Beckel: More exp… more experienced? You’re suggesting now, you’re really with a straight face suggesting that Sarah Palin is experienced and ready to take over the Presidency of the United States, is that what you’re saying with a straight face?

Tantaros: Well, let’s see, she is the vice president, correct? And Barack Obama is number one on that ticket, so he has got to be ready on day one. Correct? So you’re saying that he has way more experience than her? Is that what you’re arguing against her?

Beckel: Absolutely. Absolutely.

Tantaros: How? What does he have?

Beckel: How?

Tantaros: Give me some legislation.

Beckel: Do you know how big Alaska is? It’s about the size of his state senate district number one.

Tantaros: What budget has he had to manage?

Beckel: Number two, she’s been in office less than two years as Governor of Alaska. Frankly the Governor of Alaska, when you say she has to deal with the Russians, I don’t know what she has to deal with with the Russians about. She deals with the energy company and makes a lot of money off dealing with the energy company.

Tantaros: Exactly. Energy.

Beckel: Look, the other thing is, the other experience she’s had, I’ll give you that, is mayor of Walissa, Wasilla, Wasalla, whatever it is, Alaska

Hemmer: Bob you’ll get it right eventually. We have to cut to chase on this…

Tantaros: Bob, you still haven’t given me any reason why.

Hemmer: You made a comment to one of our producers, the following. Now tell me if it’s true or not. You said, “trust me, this rottweiler will self destruct.”

Tantaros: You wish.

Beckel: That is a, that’s a, you know those things are supposed to be personal, but now that you’ve brought it out – thank you – yeah. The answer is remember when she said the difference between…

Hemmer: This is what you told our producers earlier today right?

Beckel: Right. And…

Hemmer: I’m not taking your words out of context in any way?

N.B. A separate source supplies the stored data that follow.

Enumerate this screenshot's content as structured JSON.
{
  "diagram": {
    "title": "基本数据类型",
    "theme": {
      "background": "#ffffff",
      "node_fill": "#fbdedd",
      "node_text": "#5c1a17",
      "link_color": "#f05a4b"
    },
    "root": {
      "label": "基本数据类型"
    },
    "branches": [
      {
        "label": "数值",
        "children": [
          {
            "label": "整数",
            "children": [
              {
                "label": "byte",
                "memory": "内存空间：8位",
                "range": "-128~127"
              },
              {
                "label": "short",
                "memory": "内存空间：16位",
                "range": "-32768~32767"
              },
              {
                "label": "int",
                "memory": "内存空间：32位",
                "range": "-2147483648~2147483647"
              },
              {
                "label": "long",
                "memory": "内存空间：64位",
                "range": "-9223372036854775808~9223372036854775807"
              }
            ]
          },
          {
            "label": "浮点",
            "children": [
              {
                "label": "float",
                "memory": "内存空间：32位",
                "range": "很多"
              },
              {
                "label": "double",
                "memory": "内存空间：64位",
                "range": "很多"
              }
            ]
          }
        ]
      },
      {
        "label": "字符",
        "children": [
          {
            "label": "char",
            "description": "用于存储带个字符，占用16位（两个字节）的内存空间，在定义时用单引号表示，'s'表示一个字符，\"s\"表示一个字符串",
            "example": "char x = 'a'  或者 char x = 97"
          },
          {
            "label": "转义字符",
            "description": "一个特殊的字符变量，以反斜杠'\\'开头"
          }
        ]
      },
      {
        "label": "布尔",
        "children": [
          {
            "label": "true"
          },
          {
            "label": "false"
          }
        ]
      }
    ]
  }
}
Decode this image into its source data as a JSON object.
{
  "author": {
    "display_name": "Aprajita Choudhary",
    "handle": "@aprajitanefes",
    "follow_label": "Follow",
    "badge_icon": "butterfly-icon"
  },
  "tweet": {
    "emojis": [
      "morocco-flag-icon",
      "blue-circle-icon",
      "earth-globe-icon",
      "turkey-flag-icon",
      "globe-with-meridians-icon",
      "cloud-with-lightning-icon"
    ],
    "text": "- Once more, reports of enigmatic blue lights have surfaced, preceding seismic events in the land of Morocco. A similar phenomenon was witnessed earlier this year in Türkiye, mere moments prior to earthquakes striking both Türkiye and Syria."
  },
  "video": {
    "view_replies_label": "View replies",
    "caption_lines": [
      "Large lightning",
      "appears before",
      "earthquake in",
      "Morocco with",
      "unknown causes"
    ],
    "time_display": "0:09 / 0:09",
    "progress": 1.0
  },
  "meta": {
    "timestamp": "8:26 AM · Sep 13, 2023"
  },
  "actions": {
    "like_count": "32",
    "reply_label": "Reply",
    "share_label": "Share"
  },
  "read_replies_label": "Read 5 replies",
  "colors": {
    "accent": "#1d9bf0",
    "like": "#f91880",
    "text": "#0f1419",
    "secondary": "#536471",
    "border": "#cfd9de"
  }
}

Beckel: I thought she said the difference in her speech, the difference between a soccer – uh hockey mom and a rottweiler was…

Hemmer: Pit bull.

Beckel: or maybe it was a mistake, was lipstick, right?

Hemmer: I see.

Beckel: So that’s what I was playing off of.

Hemmer: I understand, it’s not sexist then. But you’re still saying that she will self destruct.

Beckel: I believe that she will, by the time, why? because I don’t think she’s up for handling the national stage. And I think before a month is up you’re going to find that what looks like an exciting choice for the Republican base and the religious right is not going to be all that exciting.

Tantaros: Bob, if that’s the only hope you guys have got, I’d get down on my knees and start praying.

Beckel: We’ve got a lot bigger hope than that, a lot bigger hope than that.

Tantaros: It ain’t gonna happen.  And that pit bull? You’d better watch. She bites.